Iraqi Prime Minister Haider al-Abadi called Sunday for sweeping reforms, including abolishing the post of his rival Nuri al-Maliki, in response to weeks of demonstrations against corruption and poor services.

The proposed reforms, at least some of which require the approval of the cabinet and parliament, followed a call for tough measures by Iraq’s top Shiite cleric, Grand Ayatollah Ali al-Sistani.

One of the most drastic of the proposals outlined in an online statement was the call for elimination of the posts of vice president and deputy prime minister “immediately”.

Maliki, who preceded Abadi as premier, is currently one of the vice presidents.

Abolishing the post would be a blow to Maliki but would also set the prime minister on a collision course with his rival, who is from the same Dawa party and still wields significant influence.

But the change would apparently require the constitution to be amended, meaning that rapid action is unlikely.

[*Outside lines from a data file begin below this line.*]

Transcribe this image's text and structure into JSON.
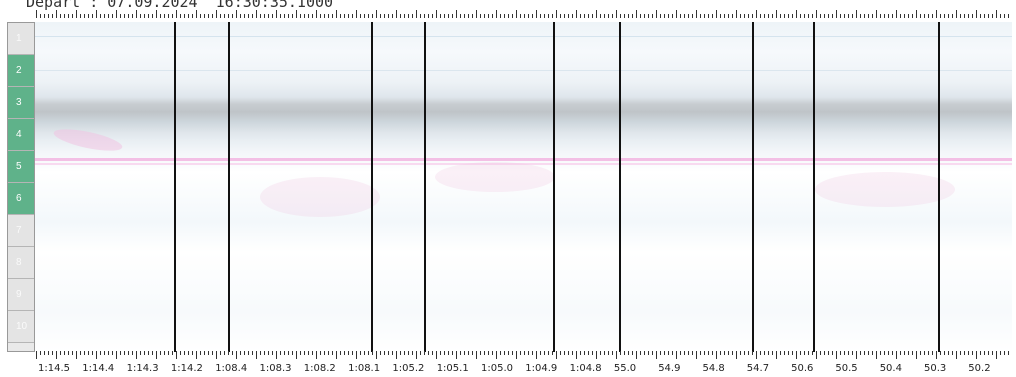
{
  "header": {
    "text": "Depart : 07.09.2024  16:30:35.1000"
  },
  "lanes": [
    {
      "label": "1",
      "active": false
    },
    {
      "label": "2",
      "active": true
    },
    {
      "label": "3",
      "active": true
    },
    {
      "label": "4",
      "active": true
    },
    {
      "label": "5",
      "active": true
    },
    {
      "label": "6",
      "active": true
    },
    {
      "label": "7",
      "active": false
    },
    {
      "label": "8",
      "active": false
    },
    {
      "label": "9",
      "active": false
    },
    {
      "label": "10",
      "active": false
    }
  ],
  "time_labels": [
    "1:14.5",
    "1:14.4",
    "1:14.3",
    "1:14.2",
    "1:08.4",
    "1:08.3",
    "1:08.2",
    "1:08.1",
    "1:05.2",
    "1:05.1",
    "1:05.0",
    "1:04.9",
    "1:04.8",
    "55.0",
    "54.9",
    "54.8",
    "54.7",
    "50.6",
    "50.5",
    "50.4",
    "50.3",
    "50.2"
  ],
  "colors": {
    "lane_active": "#5fb28a",
    "finish_line": "#111111",
    "trace": "#f2b5e0"
  }
}
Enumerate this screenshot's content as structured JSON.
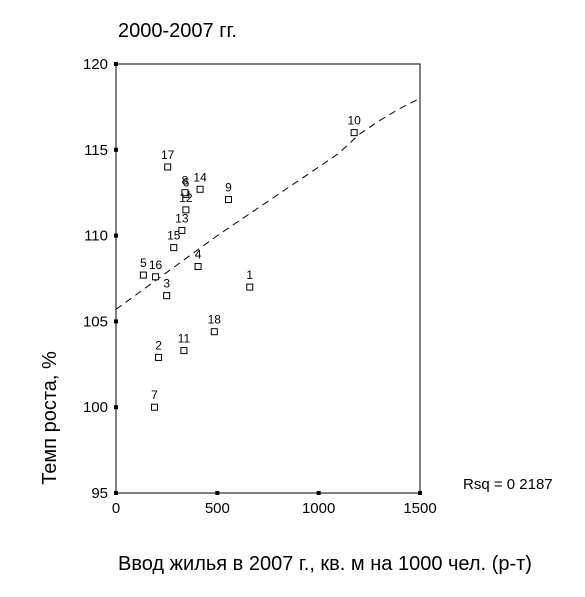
{
  "chart_data": {
    "type": "scatter",
    "title": "2000-2007 гг.",
    "xlabel": "Ввод жилья в 2007 г., кв. м на 1000 чел. (р-т)",
    "ylabel": "Темп роста, %",
    "xlim": [
      0,
      1500
    ],
    "ylim": [
      95,
      120
    ],
    "x_ticks": [
      0,
      500,
      1000,
      1500
    ],
    "y_ticks": [
      95,
      100,
      105,
      110,
      115,
      120
    ],
    "grid": false,
    "rsq_label": "Rsq = 0 2187",
    "points": [
      {
        "label": "1",
        "x": 660,
        "y": 107.0
      },
      {
        "label": "2",
        "x": 210,
        "y": 102.9
      },
      {
        "label": "3",
        "x": 250,
        "y": 106.5
      },
      {
        "label": "4",
        "x": 405,
        "y": 108.2
      },
      {
        "label": "5",
        "x": 135,
        "y": 107.7
      },
      {
        "label": "6",
        "x": 345,
        "y": 112.4
      },
      {
        "label": "7",
        "x": 190,
        "y": 100.0
      },
      {
        "label": "8",
        "x": 340,
        "y": 112.5
      },
      {
        "label": "9",
        "x": 555,
        "y": 112.1
      },
      {
        "label": "10",
        "x": 1175,
        "y": 116.0
      },
      {
        "label": "11",
        "x": 335,
        "y": 103.3
      },
      {
        "label": "12",
        "x": 345,
        "y": 111.5
      },
      {
        "label": "13",
        "x": 325,
        "y": 110.3
      },
      {
        "label": "14",
        "x": 415,
        "y": 112.7
      },
      {
        "label": "15",
        "x": 285,
        "y": 109.3
      },
      {
        "label": "16",
        "x": 195,
        "y": 107.6
      },
      {
        "label": "17",
        "x": 255,
        "y": 114.0
      },
      {
        "label": "18",
        "x": 485,
        "y": 104.4
      }
    ],
    "fit_line": [
      {
        "x": 0,
        "y": 105.7
      },
      {
        "x": 500,
        "y": 110.0
      },
      {
        "x": 1000,
        "y": 114.0
      },
      {
        "x": 1100,
        "y": 114.8
      },
      {
        "x": 1200,
        "y": 115.9
      },
      {
        "x": 1300,
        "y": 116.7
      },
      {
        "x": 1400,
        "y": 117.4
      },
      {
        "x": 1500,
        "y": 118.0
      }
    ]
  }
}
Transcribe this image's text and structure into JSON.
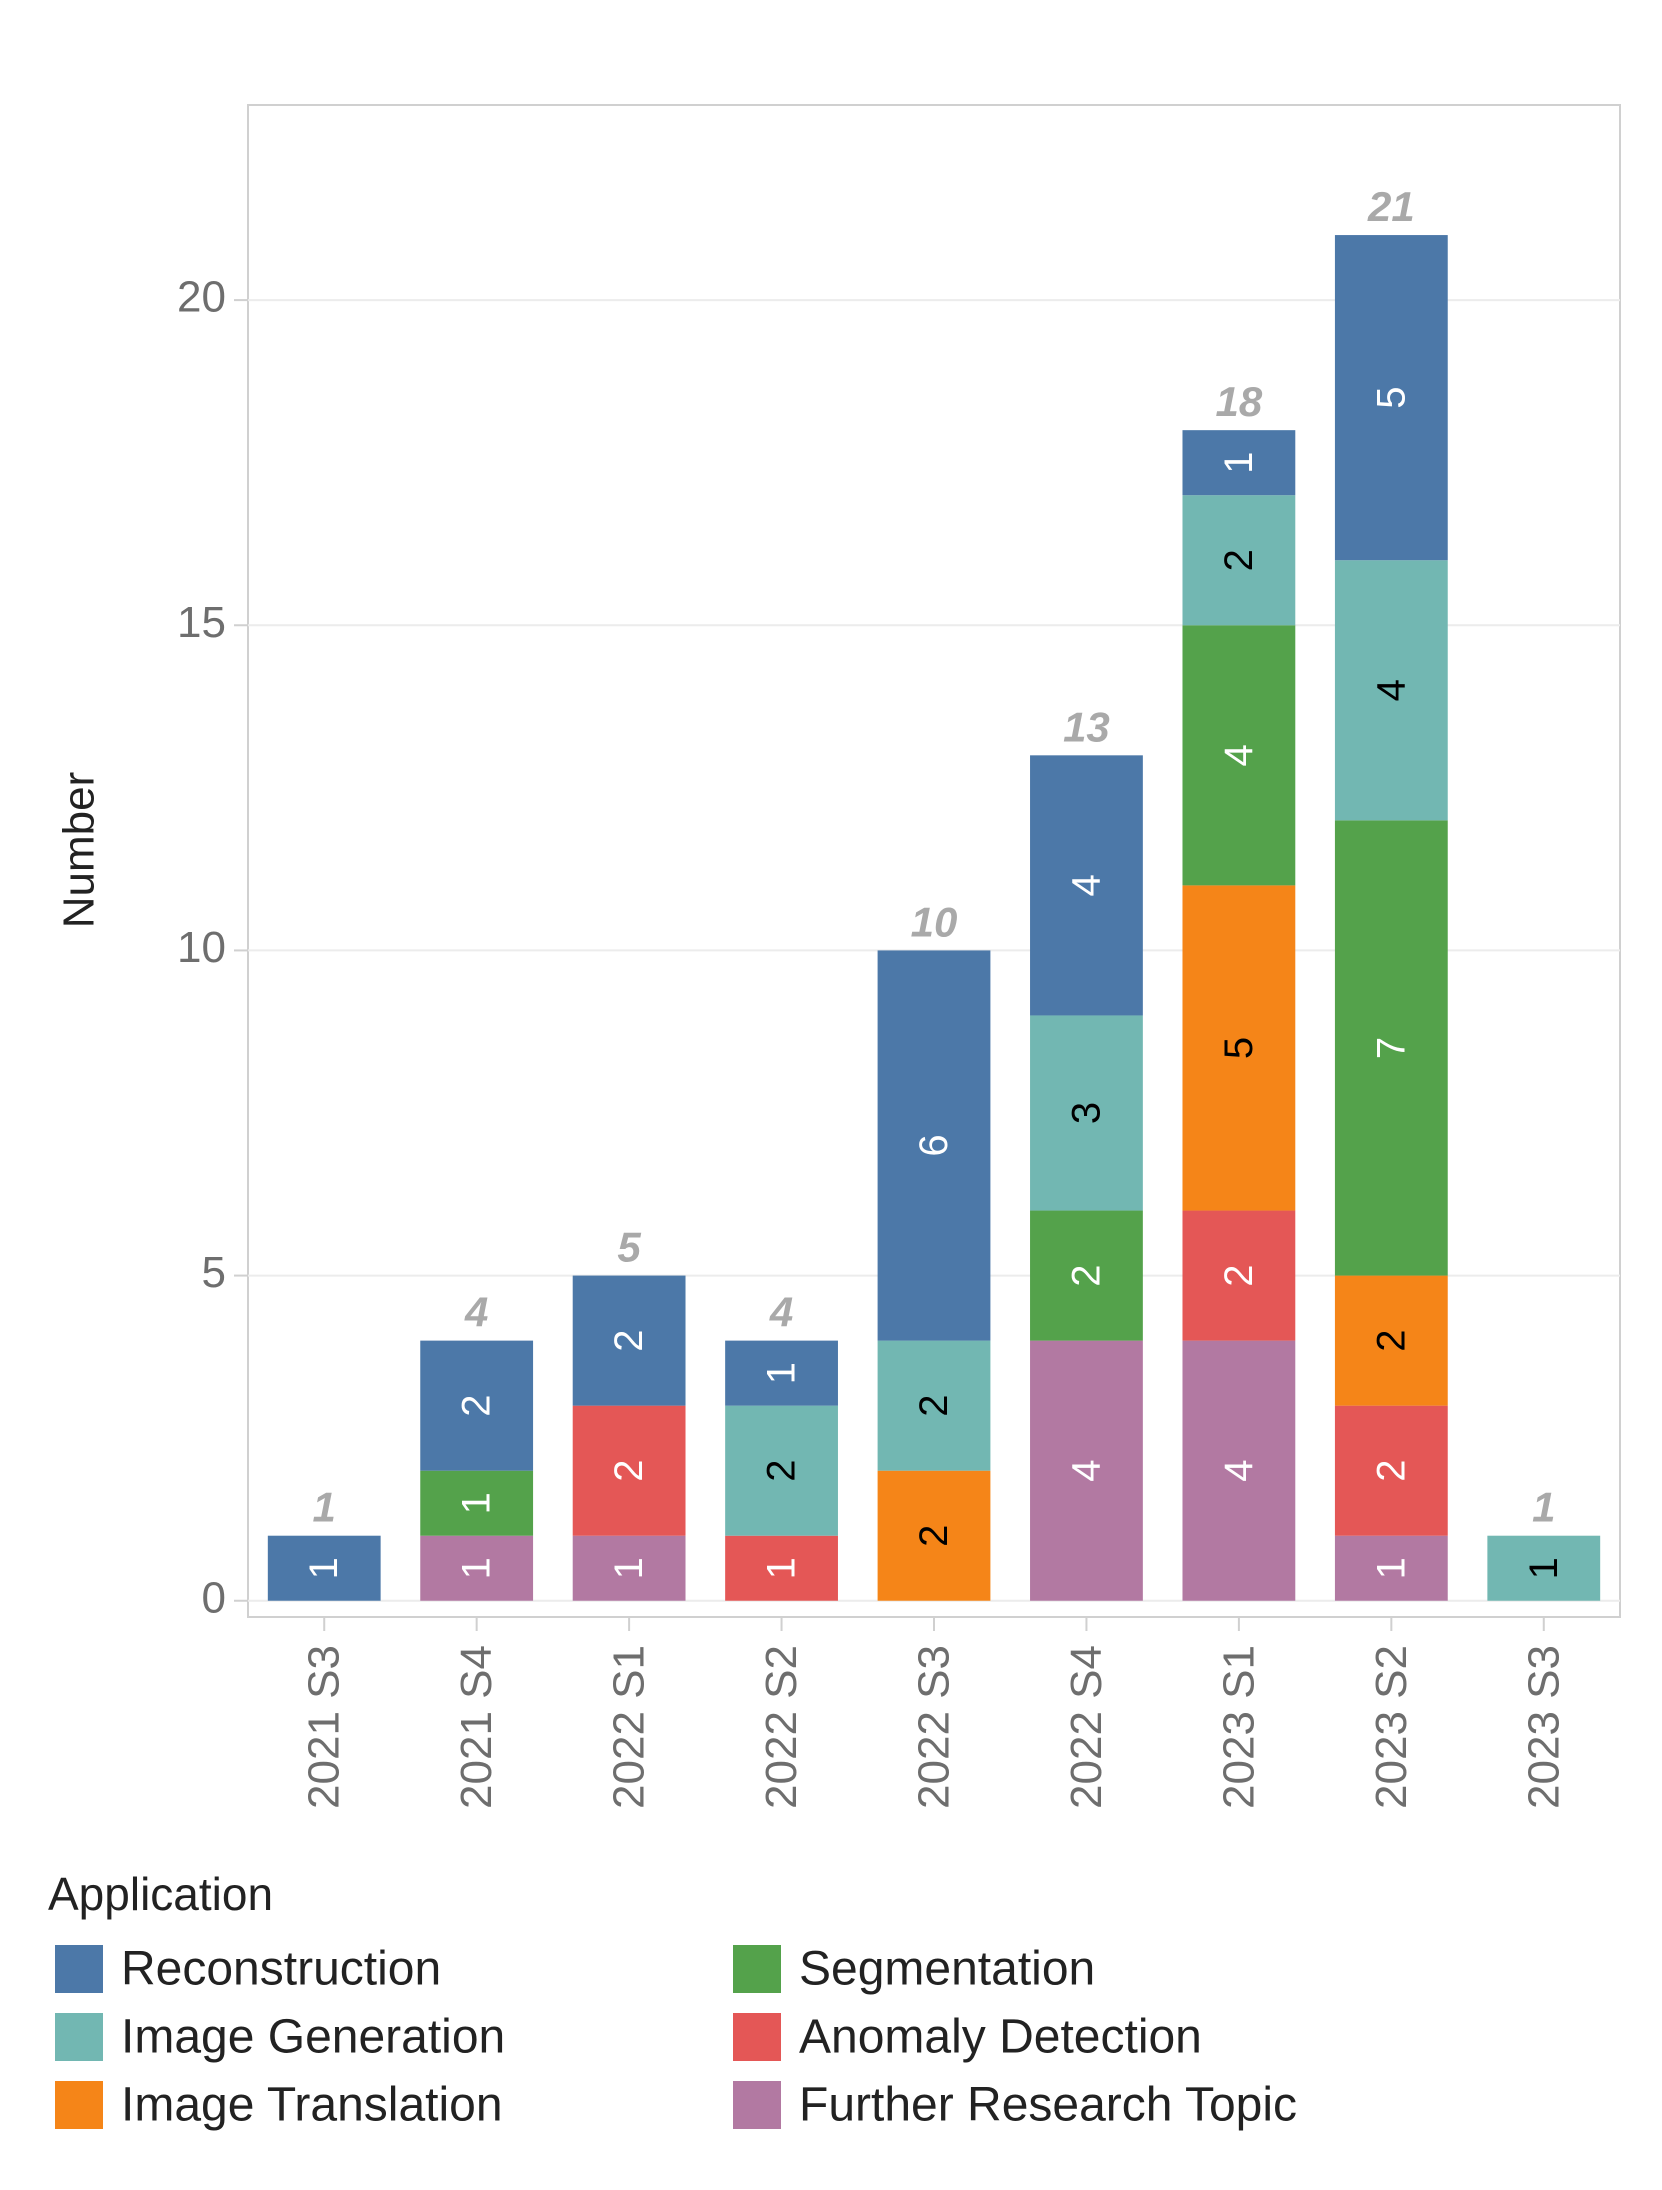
{
  "chart_data": {
    "type": "bar",
    "stacked": true,
    "ylabel": "Number",
    "xlabel": "",
    "ylim": [
      -0.25,
      23
    ],
    "yticks": [
      0,
      5,
      10,
      15,
      20
    ],
    "grid": true,
    "legend": {
      "title": "Application",
      "placement": "bottom"
    },
    "categories": [
      "2021 S3",
      "2021 S4",
      "2022 S1",
      "2022 S2",
      "2022 S3",
      "2022 S4",
      "2023 S1",
      "2023 S2",
      "2023 S3"
    ],
    "totals": [
      1,
      4,
      5,
      4,
      10,
      13,
      18,
      21,
      1
    ],
    "series": [
      {
        "name": "Further Research Topic",
        "color": "#b279a2",
        "label_color": "#ffffff",
        "values": [
          0,
          1,
          1,
          0,
          0,
          4,
          4,
          1,
          0
        ]
      },
      {
        "name": "Anomaly Detection",
        "color": "#e45756",
        "label_color": "#ffffff",
        "values": [
          0,
          0,
          2,
          1,
          0,
          0,
          2,
          2,
          0
        ]
      },
      {
        "name": "Image Translation",
        "color": "#f58518",
        "label_color": "#000000",
        "values": [
          0,
          0,
          0,
          0,
          2,
          0,
          5,
          2,
          0
        ]
      },
      {
        "name": "Segmentation",
        "color": "#54a24b",
        "label_color": "#ffffff",
        "values": [
          0,
          1,
          0,
          0,
          0,
          2,
          4,
          7,
          0
        ]
      },
      {
        "name": "Image Generation",
        "color": "#72b7b2",
        "label_color": "#000000",
        "values": [
          0,
          0,
          0,
          2,
          2,
          3,
          2,
          4,
          1
        ]
      },
      {
        "name": "Reconstruction",
        "color": "#4c78a8",
        "label_color": "#ffffff",
        "values": [
          1,
          2,
          2,
          1,
          6,
          4,
          1,
          5,
          0
        ]
      }
    ],
    "legend_order": [
      "Reconstruction",
      "Segmentation",
      "Image Generation",
      "Anomaly Detection",
      "Image Translation",
      "Further Research Topic"
    ]
  }
}
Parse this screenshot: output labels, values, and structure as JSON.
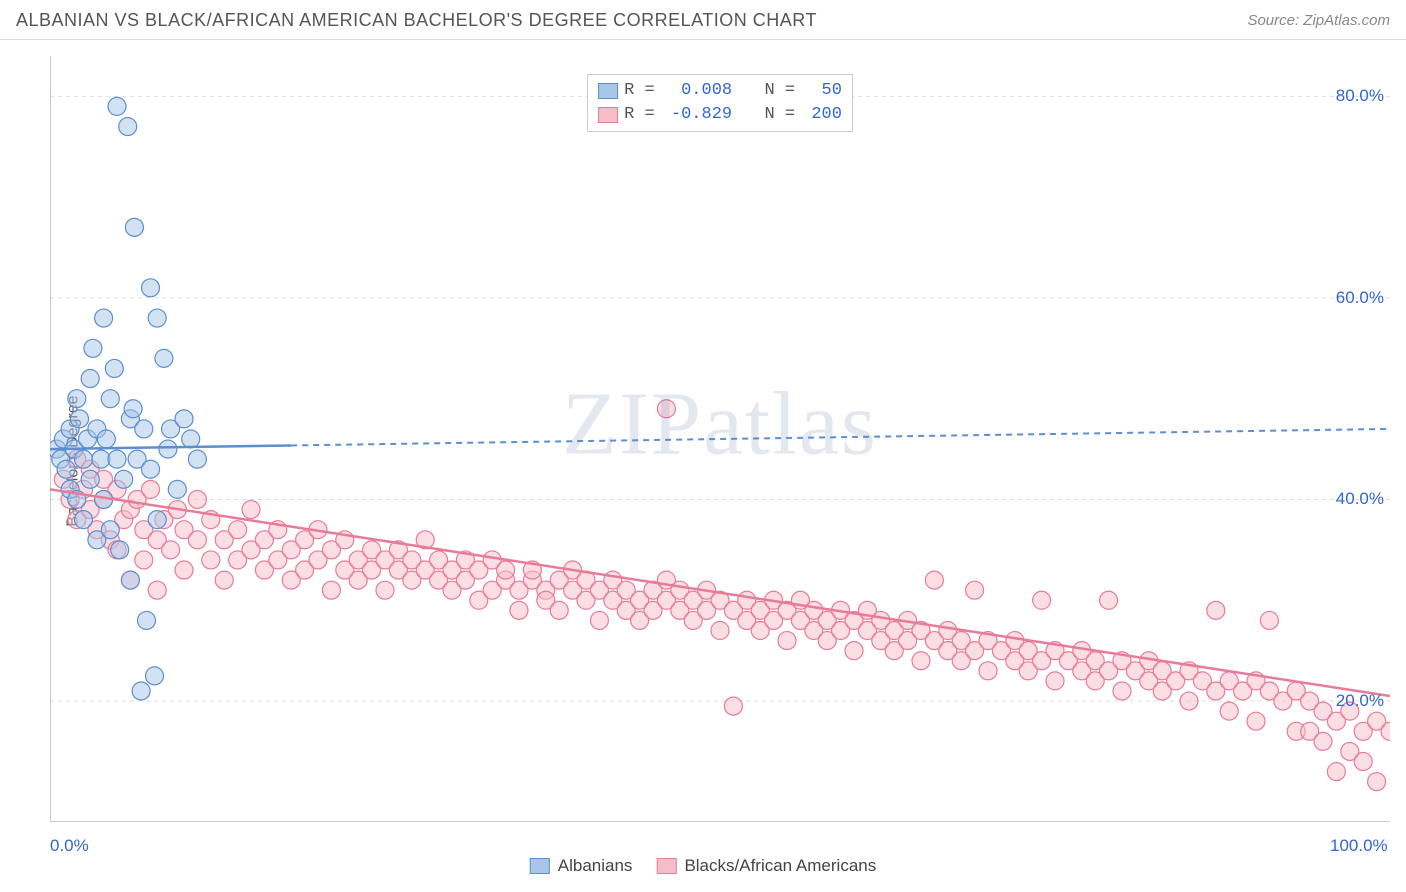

Abadi also called for a major overhaul of the way officials, including ministers, are selected, saying that all “party and sectarian quotas” should be abolished, and the candidates chosen by a committee appointed by the premier.

He also called for a “comprehensive and immediate reduction” in the number of guards for all officials.

This has long been a problem, with some officials having massive personal protection units, and others hiring less than the allotted number and pocketing the remainder of the allowance.

Baghdad and other cities have seen weeks of protests against the poor quality of services, especially power outages that leave Iraqis with only a few hours of government-supplied electricity per day as temperatures top 50 degrees Celsius (120 degrees Fahrenheit).

The demonstrators have blamed the services crisis on corruption and incompetence across the political class.

Sistani, who is revered by millions of Iraqis, called Friday for Abadi to take “drastic measures” against corruption, saying that the “minor steps” he had announced were not enough.